De par sa position géographique stratégique, le Pakistan est en train de prendre une importance géopolitique considérable. Les Etats-Unis ne peuvent, sous aucun prétexte s'aliéner le Pakistan, qui reste fébrile et secouée par une branche islamiste importante, qui souhaite profiter de l'invulnérabilité du pays pour envenimer le conflit du cachemire. Face à cette indémêlable conflit, prise en tenaille entre trois puissances (la Chine a procédé à l'annexion de la région de l'Aksai Chin et apporte son soutien au Pakistan dans l'objectif d'obtenir d'autres portions de cette région stratégique), il n'est guère étonnant de constater que la population souhaite, elle, en majorité l'indépendance. Pourtant, moins que jamais, la population cachemirie n'est maître de son destin…

La question afghane liée au Cachemire

C'est là l'un des points faibles de l'opération américaine. Une intervention technique et militaire, obnubilée par Ben Laden et qui à force de négliger la stratégie politique, en oublie d'éteindre les conflits à l'origine de la montée en puissance du terrorisme international. Si la chute de Kaboul constitue une victoire incontestable pour l'Alliance du nord, il n'en reste pas moins que le repli taliban sur les zones tribales frontalières peut s'interpréter comme une volonté de continuer le combat en profitant des solidarités ethniques pachtounes, sachant que l'Inde soutient l'Alliance du Nord et que l'absence de représentation pachtoune à Kaboul constitue une défaite et probablement un facteur d'inquiétude sur le plan intérieur pour Mousharraf. Le second risque, et non des moindres, est de voir les réseaux talibans et Ben Laden, tenter de faire du Pakistan la base arrière de son combat contre les Etats-Unis, en s'appuyant sur la base pachtoune présente dans les zones frontalières avec l'Afghanistan que Mousharraf ne contrôle plus.

Si à court terme, c'est la réaction des pachtounes et l'habileté politique de l'Alliance du Nord qui décideront de l'avenir de l'Afghanistan, pour Olivier Roy, chercheur au C.N.RS., " la question afghane ne peut trouver une solution durable que si l'on règle le conflit indo-pakistanais sur le Cachemire, dans la mesure où une grande partie du soutien pakistanais aux taliban s'explique par le besoin du Pakistan de disposer de combattants talibans entraînés susceptibles d'aller se battre au Cachemire.
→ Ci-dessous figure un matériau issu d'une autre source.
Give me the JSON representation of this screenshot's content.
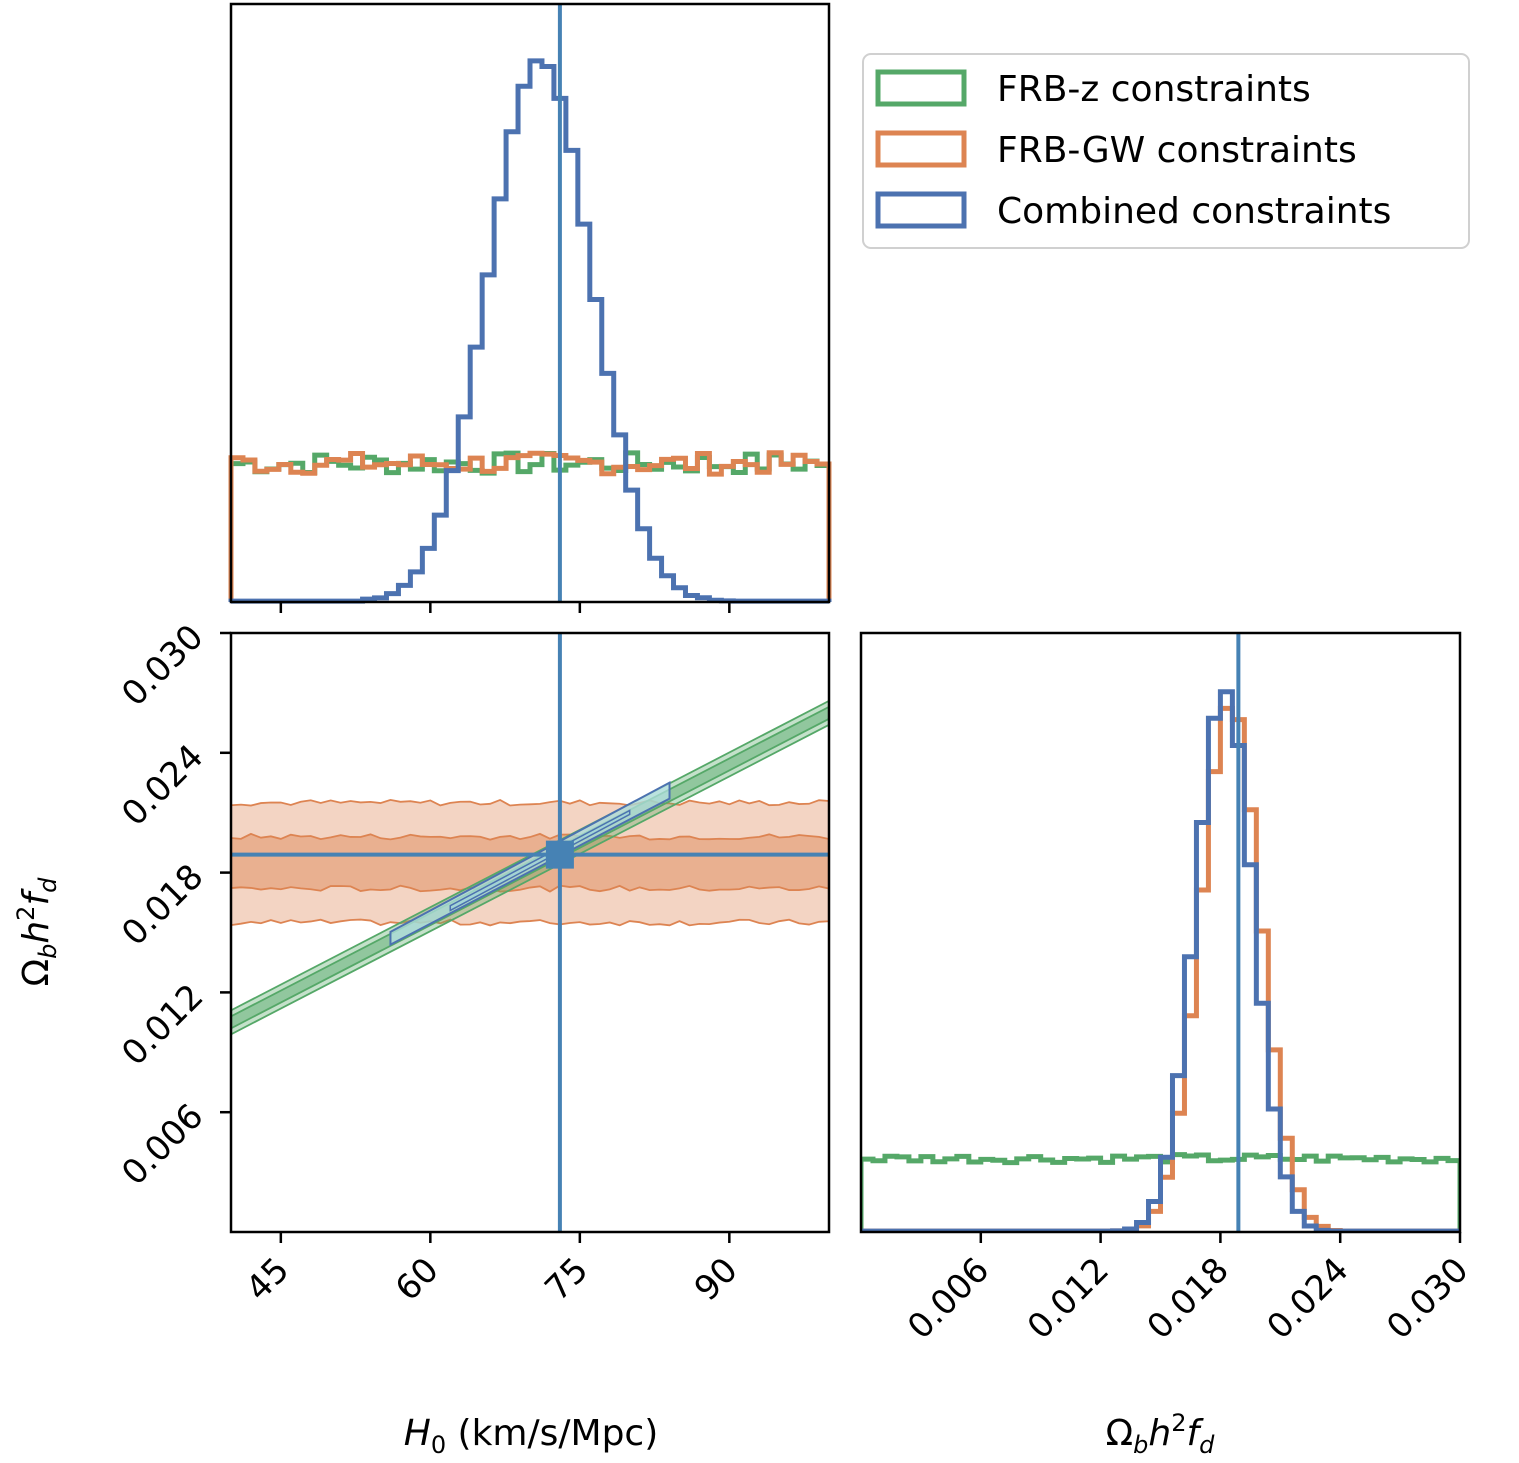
{
  "chart_data": [
    {
      "panel": "top-left",
      "type": "histogram",
      "title": "",
      "xlabel": "",
      "ylabel": "",
      "xlim": [
        40,
        100
      ],
      "ylim": [
        0,
        1.1
      ],
      "xticks": [
        45,
        60,
        75,
        90
      ],
      "show_x_ticklabels": false,
      "truth": 73,
      "series": [
        {
          "name": "FRB-z constraints",
          "color": "#55a868",
          "shape": "uniform",
          "level": 0.255
        },
        {
          "name": "FRB-GW constraints",
          "color": "#dd8452",
          "shape": "uniform",
          "level": 0.255
        },
        {
          "name": "Combined constraints",
          "color": "#4c72b0",
          "shape": "gaussian",
          "mean": 71,
          "sigma": 5.2,
          "peak": 1.0
        }
      ]
    },
    {
      "panel": "bottom-left",
      "type": "contour",
      "title": "",
      "xlabel": "H_0 (km/s/Mpc)",
      "ylabel": "Ω_b h^2 f_d",
      "xlim": [
        40,
        100
      ],
      "ylim": [
        0,
        0.03
      ],
      "xticks": [
        45,
        60,
        75,
        90
      ],
      "xticklabels": [
        "45",
        "60",
        "75",
        "90"
      ],
      "yticks": [
        0.006,
        0.012,
        0.018,
        0.024,
        0.03
      ],
      "yticklabels": [
        "0.006",
        "0.012",
        "0.018",
        "0.024",
        "0.030"
      ],
      "truth": {
        "x": 73,
        "y": 0.0189
      },
      "series": [
        {
          "name": "FRB-z constraints",
          "color": "#55a868",
          "relation": "linear",
          "x0": 40,
          "y0": 0.0105,
          "x1": 100,
          "y1": 0.026,
          "inner_halfwidth": 0.0003,
          "outer_halfwidth": 0.0006
        },
        {
          "name": "FRB-GW constraints",
          "color": "#dd8452",
          "relation": "flat",
          "center": 0.0185,
          "inner_halfwidth": 0.0013,
          "outer_halfwidth": 0.003
        },
        {
          "name": "Combined constraints",
          "color": "#4c72b0",
          "relation": "segment",
          "x0": 56,
          "x1": 84,
          "halfwidth": 0.0004
        }
      ]
    },
    {
      "panel": "bottom-right",
      "type": "histogram",
      "title": "",
      "xlabel": "Ω_b h^2 f_d",
      "ylabel": "",
      "xlim": [
        0,
        0.03
      ],
      "ylim": [
        0,
        1.1
      ],
      "xticks": [
        0.006,
        0.012,
        0.018,
        0.024,
        0.03
      ],
      "xticklabels": [
        "0.006",
        "0.012",
        "0.018",
        "0.024",
        "0.030"
      ],
      "truth": 0.0189,
      "series": [
        {
          "name": "FRB-z constraints",
          "color": "#55a868",
          "shape": "uniform",
          "level": 0.135
        },
        {
          "name": "FRB-GW constraints",
          "color": "#dd8452",
          "shape": "gaussian",
          "mean": 0.0185,
          "sigma": 0.0015,
          "peak": 0.975
        },
        {
          "name": "Combined constraints",
          "color": "#4c72b0",
          "shape": "gaussian",
          "mean": 0.0182,
          "sigma": 0.00145,
          "peak": 1.0
        }
      ]
    }
  ],
  "legend": {
    "position": "top-right",
    "entries": [
      {
        "label": "FRB-z constraints",
        "color": "#55a868"
      },
      {
        "label": "FRB-GW constraints",
        "color": "#dd8452"
      },
      {
        "label": "Combined constraints",
        "color": "#4c72b0"
      }
    ]
  },
  "colors": {
    "truth": "#4682b4",
    "frame": "#000000"
  }
}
Idéalement, il aurait fallu outre une opération militaire, entamer des négociations pour apaiser au plus vite le contentieux cachemiri, car tant que le problème n'est pas réglé, le Pakistan aura, à moyen ou long terme, la tentation de jouer de son influence et de la question religieuse pour, à nouveau, mobiliser des combattants afghans ".